The fact of the matter is that most of us probably either can’t afford it, wouldn’t easily be able to move it, and may not have the room for it once we got it there!
Great machine if
a) Your budget/wife allows and, b) Your workshop is large enough.
5. Grizzly G0516 - Premium pick
This is a similar pick to our top overall pick here. And not just because it’s also a Grizzly. The Grizzly G0516 is also a bench top lathe mill combo.
It’s a bit of an upgrade in terms of build, weight and abilities too - so we thought we’d include it as a premium option, because it’s a great little lathe.
¾ Horsepower - for larger jobs
Mill motor is ½ horsepower - good grunt
580-pounds of metal - accurate
Great 4 way turret post
A step up :
As always, that’ll depend on how serious you are about machining. T
he first thing to say here is that if you’re starting out and you aren’t planning on doing anything super accurate or complicated - the top pick Grizzly on this list is probably the one for you.
This lathe gives you extra capability and more accuracy and precision - at a cost. You only need to upgrade if that’s going to be valuable to you.
Why is this a better lathe/mill anyway?
It’s going to be more rigid for a start, so will handle bigger jobs.
You get a decent distance between centres here to, at 23-inches - respectable.
And the whole thing is really nicely packaged and won’t get smegged up easily - it’ll be pretty handy to keep clean.
You also get good power, with ¾ horsepower on the main motor and ½ horsepower on the mill. Not too much and not too shabby either.
Winner or loser?
Winner. If you need the extra capacity, power and capability.
This is a really nice lathe mill combo.
It’s true that it’s the closest you’re going to get to professional standard for nearer to hobbyist money - so it’s going to be a great option for those wanting just that extra bit of precision.
Let’s break it down!
The Grizzly G9729 came out as our best overall pick here, and it’s surely won the war of the lathe mill combos.
Deservedly so too. It had some excellent features, and it’s a great intermediate sized mill.
It will perform both small and medium sized tasks - with no problems at all.
And that’s kind of what most people will be looking to do with their first Lathe Mill.
Different strokes for different folks!
That being said, and as good as the Grizzly G9729 is, it won’t suit everyone.

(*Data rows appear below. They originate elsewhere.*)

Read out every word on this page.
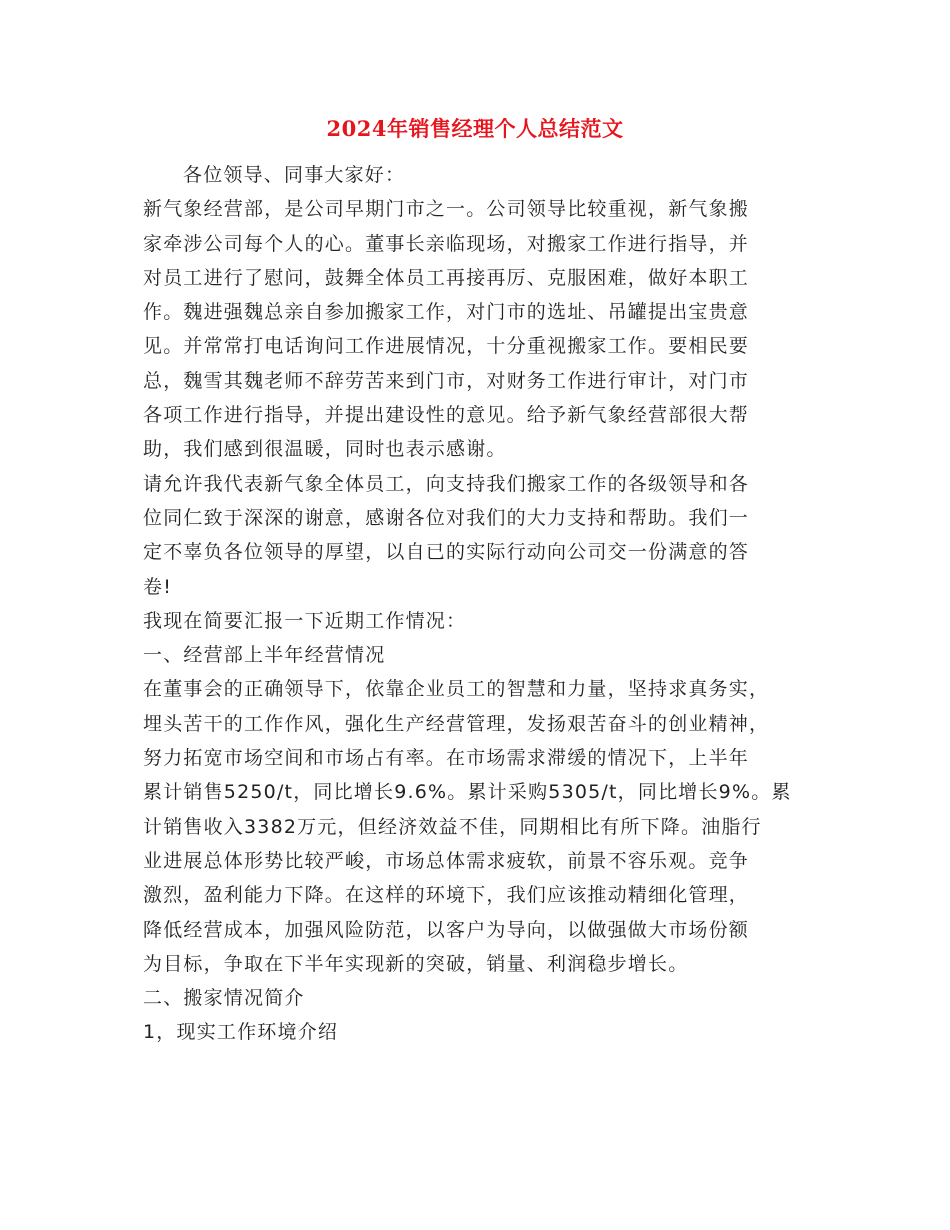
2024年销售经理个人总结范文
各位领导、同事大家好：
新气象经营部，是公司早期门市之一。公司领导比较重视，新气象搬
家牵涉公司每个人的心。董事长亲临现场，对搬家工作进行指导，并
对员工进行了慰问，鼓舞全体员工再接再厉、克服困难，做好本职工
作。魏进强魏总亲自参加搬家工作，对门市的选址、吊罐提出宝贵意
见。并常常打电话询问工作进展情况，十分重视搬家工作。要相民要
总，魏雪其魏老师不辞劳苦来到门市，对财务工作进行审计，对门市
各项工作进行指导，并提出建设性的意见。给予新气象经营部很大帮
助，我们感到很温暖，同时也表示感谢。
请允许我代表新气象全体员工，向支持我们搬家工作的各级领导和各
位同仁致于深深的谢意，感谢各位对我们的大力支持和帮助。我们一
定不辜负各位领导的厚望，以自已的实际行动向公司交一份满意的答
卷!
我现在简要汇报一下近期工作情况：
一、经营部上半年经营情况
在董事会的正确领导下，依靠企业员工的智慧和力量，坚持求真务实，
埋头苦干的工作作风，强化生产经营管理，发扬艰苦奋斗的创业精神，
努力拓宽市场空间和市场占有率。在市场需求滞缓的情况下，上半年
累计销售5250/t，同比增长9.6%。累计采购5305/t，同比增长9%。累
计销售收入3382万元，但经济效益不佳，同期相比有所下降。油脂行
业进展总体形势比较严峻，市场总体需求疲软，前景不容乐观。竞争
激烈，盈利能力下降。在这样的环境下，我们应该推动精细化管理，
降低经营成本，加强风险防范，以客户为导向，以做强做大市场份额
为目标，争取在下半年实现新的突破，销量、利润稳步增长。
二、搬家情况简介
1，现实工作环境介绍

We’ve already talked in this article about different people needing different things.
If you’re one of them, then that’s why we’ve included both bigger and smaller lathes on this list.
Remember what we said in the guide, and choose based on what you need. You won’t go wrong!
You won’t look back once you’ve carefully chosen the right lathe for you.
You’ll have hours of enjoyment and you’ll be able to make stuff you only dreamed of before.
I hope my guide has helped you choose the right machine for you - so just get going and get turning parts!